Teksavvy customers, whose personal information may be affected by the recent Federal Court of Canada ruling on movie downloading, needn’t be worried about men in black suits showing up on their doorsteps looking for money.
Although the court ruled Feb. 20 that Teksavvy had to provide the names and IP (Internet Protocol) addresses of about 2,000 of its 300,000 customers, no information has been handed over.
“This ruling doesn’t mean we’ve given up anyone’s information,” said Tina Furlan, Teksavvy’s director of marketing. “Although Voltage Pictures alleges the customers illegally downloaded its movies, there has been no court ruling to that effect.”
“We consider the ruling a victory for our customers because it established a very strict protocol on how that information is to be used,” she said.
Furlan said Teksavvy spent considerable time and resources during the 14-month fight.
“We didn’t want to allow a common practice in the U.S. called ‘copyright trolling’ to come to Canada,” she said. “This ruling prevents copyright owners from widespread accessing of personal information to seek potential infringements.”
Furlan said the precedent set by the ruling is that there won’t be mass litigation, and copyright owners will have to satisfy a court before they can obtain information.
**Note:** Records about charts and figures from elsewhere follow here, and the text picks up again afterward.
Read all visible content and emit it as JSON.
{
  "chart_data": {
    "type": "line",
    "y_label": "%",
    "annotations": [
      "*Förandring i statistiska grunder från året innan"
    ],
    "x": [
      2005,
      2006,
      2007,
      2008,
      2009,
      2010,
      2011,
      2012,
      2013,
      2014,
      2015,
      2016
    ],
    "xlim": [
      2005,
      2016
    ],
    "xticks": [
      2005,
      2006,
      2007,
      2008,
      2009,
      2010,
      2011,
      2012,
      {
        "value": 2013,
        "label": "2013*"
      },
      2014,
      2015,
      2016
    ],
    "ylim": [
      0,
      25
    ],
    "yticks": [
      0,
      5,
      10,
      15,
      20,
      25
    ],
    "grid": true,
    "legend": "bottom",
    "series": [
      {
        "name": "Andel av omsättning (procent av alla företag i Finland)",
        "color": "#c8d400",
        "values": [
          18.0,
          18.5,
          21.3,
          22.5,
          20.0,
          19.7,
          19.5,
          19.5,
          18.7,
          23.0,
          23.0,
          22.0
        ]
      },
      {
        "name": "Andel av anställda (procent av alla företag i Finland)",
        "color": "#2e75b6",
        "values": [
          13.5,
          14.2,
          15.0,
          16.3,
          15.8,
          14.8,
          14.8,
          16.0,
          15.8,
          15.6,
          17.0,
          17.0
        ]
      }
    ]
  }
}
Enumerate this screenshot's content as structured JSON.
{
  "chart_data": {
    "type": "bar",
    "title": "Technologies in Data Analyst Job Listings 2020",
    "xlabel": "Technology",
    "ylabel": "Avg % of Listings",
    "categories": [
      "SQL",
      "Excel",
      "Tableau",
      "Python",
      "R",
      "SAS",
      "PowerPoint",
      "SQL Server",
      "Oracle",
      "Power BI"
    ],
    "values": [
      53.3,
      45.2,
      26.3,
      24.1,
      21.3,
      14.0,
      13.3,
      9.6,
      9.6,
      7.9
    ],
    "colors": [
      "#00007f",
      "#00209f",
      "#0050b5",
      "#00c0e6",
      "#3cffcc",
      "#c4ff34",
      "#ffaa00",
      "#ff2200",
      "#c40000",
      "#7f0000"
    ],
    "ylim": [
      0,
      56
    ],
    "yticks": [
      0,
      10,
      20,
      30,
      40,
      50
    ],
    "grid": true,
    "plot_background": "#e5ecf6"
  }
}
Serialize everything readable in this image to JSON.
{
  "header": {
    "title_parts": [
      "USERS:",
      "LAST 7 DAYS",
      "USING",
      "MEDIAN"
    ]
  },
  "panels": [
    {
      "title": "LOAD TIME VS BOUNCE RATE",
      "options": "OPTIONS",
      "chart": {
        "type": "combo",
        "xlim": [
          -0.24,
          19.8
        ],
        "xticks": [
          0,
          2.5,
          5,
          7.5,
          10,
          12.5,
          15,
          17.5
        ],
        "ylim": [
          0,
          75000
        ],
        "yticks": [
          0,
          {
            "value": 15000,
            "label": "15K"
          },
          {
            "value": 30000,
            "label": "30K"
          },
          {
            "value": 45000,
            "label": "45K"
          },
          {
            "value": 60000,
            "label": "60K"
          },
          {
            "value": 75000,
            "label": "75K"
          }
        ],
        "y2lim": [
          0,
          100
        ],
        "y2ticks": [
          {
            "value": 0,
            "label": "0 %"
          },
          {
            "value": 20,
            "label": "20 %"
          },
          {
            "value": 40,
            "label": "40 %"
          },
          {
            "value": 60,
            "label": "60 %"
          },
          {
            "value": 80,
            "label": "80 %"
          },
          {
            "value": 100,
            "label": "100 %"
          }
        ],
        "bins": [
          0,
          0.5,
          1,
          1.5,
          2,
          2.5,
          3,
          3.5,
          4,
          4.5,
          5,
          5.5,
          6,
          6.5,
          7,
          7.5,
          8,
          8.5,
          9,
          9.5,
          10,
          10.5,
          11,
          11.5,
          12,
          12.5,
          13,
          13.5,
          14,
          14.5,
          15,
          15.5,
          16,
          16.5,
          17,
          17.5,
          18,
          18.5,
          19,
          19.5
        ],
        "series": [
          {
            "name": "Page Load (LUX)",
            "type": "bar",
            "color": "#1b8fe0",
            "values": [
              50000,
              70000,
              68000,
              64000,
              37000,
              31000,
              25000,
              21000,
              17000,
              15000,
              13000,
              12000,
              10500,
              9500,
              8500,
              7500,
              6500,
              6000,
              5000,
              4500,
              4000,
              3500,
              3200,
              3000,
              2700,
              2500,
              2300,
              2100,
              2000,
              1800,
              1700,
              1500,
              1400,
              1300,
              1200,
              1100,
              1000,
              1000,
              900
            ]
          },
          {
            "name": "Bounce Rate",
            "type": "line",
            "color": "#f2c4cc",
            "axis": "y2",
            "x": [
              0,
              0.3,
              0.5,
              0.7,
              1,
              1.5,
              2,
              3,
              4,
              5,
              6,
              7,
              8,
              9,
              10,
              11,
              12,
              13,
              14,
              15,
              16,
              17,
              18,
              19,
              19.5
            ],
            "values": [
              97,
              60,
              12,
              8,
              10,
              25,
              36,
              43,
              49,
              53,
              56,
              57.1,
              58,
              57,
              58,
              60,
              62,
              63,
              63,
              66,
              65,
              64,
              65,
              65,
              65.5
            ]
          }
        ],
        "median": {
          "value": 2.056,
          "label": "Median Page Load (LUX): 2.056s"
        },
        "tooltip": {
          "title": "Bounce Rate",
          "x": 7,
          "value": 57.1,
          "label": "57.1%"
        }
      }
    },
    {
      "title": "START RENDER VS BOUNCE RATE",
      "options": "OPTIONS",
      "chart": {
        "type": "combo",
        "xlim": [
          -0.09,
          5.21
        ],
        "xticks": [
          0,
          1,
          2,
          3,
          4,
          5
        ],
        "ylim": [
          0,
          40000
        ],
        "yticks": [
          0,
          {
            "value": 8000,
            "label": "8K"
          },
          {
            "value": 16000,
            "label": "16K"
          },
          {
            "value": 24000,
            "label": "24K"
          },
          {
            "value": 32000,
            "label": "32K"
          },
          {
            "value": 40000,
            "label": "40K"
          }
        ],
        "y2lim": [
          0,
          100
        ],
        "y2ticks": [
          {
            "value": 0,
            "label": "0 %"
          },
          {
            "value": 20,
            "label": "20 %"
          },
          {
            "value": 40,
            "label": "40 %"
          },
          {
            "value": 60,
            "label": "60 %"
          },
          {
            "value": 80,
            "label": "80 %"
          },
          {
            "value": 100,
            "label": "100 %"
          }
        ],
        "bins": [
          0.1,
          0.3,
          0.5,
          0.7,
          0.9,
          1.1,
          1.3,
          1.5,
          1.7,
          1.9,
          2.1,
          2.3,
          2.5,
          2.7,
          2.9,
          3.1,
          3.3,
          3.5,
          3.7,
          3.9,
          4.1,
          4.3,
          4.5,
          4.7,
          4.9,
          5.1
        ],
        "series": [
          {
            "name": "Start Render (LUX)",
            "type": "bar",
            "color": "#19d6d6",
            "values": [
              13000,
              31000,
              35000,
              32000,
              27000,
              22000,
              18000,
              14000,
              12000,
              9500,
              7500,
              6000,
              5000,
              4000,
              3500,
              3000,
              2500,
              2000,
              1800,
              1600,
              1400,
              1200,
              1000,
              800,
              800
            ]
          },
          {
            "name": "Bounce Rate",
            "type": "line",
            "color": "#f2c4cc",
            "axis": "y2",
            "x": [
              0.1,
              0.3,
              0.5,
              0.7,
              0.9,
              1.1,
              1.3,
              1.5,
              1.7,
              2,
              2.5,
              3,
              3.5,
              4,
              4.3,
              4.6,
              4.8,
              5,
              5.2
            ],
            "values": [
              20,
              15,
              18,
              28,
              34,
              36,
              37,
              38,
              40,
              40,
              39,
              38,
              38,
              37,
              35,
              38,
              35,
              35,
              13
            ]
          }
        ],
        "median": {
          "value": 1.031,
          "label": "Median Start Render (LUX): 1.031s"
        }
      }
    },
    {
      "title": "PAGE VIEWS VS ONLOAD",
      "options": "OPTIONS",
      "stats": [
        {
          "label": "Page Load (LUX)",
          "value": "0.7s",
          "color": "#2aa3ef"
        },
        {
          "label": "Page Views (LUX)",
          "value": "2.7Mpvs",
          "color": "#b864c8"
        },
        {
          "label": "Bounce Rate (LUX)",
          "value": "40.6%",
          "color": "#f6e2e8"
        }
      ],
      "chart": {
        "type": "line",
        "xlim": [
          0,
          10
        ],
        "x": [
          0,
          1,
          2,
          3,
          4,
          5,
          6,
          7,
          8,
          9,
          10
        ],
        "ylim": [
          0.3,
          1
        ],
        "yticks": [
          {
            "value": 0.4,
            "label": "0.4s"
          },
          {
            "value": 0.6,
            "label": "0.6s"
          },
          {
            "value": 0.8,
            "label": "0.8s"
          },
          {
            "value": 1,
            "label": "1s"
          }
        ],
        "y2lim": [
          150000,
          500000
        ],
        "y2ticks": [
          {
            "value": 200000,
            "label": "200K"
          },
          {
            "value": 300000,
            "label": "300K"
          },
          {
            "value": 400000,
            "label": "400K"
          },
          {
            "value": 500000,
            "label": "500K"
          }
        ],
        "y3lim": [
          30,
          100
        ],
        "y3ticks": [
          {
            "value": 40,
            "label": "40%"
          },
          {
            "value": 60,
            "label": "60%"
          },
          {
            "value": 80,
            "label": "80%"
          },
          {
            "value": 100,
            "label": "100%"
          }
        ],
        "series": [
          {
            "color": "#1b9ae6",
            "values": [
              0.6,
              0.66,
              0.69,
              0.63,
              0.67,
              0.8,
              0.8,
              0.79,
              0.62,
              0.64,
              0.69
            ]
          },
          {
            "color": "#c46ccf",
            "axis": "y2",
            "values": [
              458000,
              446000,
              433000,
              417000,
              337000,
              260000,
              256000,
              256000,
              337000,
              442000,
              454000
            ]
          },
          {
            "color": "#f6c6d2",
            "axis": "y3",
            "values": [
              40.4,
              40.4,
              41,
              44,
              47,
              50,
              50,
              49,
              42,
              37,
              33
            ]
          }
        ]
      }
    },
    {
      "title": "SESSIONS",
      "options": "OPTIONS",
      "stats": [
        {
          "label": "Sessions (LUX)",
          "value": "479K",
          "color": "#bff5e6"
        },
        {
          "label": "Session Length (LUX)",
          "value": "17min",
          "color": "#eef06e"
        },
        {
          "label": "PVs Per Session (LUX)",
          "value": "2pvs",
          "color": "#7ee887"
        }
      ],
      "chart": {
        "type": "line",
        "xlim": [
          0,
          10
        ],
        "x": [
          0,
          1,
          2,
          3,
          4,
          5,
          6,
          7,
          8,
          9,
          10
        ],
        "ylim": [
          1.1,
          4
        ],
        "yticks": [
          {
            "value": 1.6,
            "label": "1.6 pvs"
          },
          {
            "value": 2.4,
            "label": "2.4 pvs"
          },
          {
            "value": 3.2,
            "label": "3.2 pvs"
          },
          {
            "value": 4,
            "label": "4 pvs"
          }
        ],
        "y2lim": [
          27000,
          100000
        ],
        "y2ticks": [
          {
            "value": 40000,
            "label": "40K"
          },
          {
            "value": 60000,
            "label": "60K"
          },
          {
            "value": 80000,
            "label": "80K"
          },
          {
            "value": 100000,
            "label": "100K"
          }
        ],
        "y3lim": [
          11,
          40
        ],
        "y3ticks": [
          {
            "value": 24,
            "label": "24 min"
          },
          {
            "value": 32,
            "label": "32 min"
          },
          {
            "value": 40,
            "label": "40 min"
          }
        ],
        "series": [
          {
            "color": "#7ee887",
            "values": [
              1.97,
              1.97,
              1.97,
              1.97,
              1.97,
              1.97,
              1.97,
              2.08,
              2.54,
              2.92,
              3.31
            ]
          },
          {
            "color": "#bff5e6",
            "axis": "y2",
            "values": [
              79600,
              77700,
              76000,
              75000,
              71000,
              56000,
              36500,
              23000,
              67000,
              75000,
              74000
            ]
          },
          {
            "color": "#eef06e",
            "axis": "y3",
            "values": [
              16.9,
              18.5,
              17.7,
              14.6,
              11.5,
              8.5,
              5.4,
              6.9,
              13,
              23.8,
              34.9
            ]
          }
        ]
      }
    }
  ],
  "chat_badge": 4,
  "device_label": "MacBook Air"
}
“In the U.S. there have been situations where firms have sent out what they call demand letters, seeking damages. Any number of people have paid up front simply because they wanted to avoid a lawsuit,” she said. “That type of campaign won’t be happening here, thanks to the protocol put in place by the decision.”
If Voltage Pictures proceeds with contacting customers, Furlan said any correspondence must be approved by the court and state that no court has made a determination as to the validity of claim.
Attempts to reach Voltage Pictures for a comment to determine if the company plans to proceed against Teksavvy customers were unsuccessful.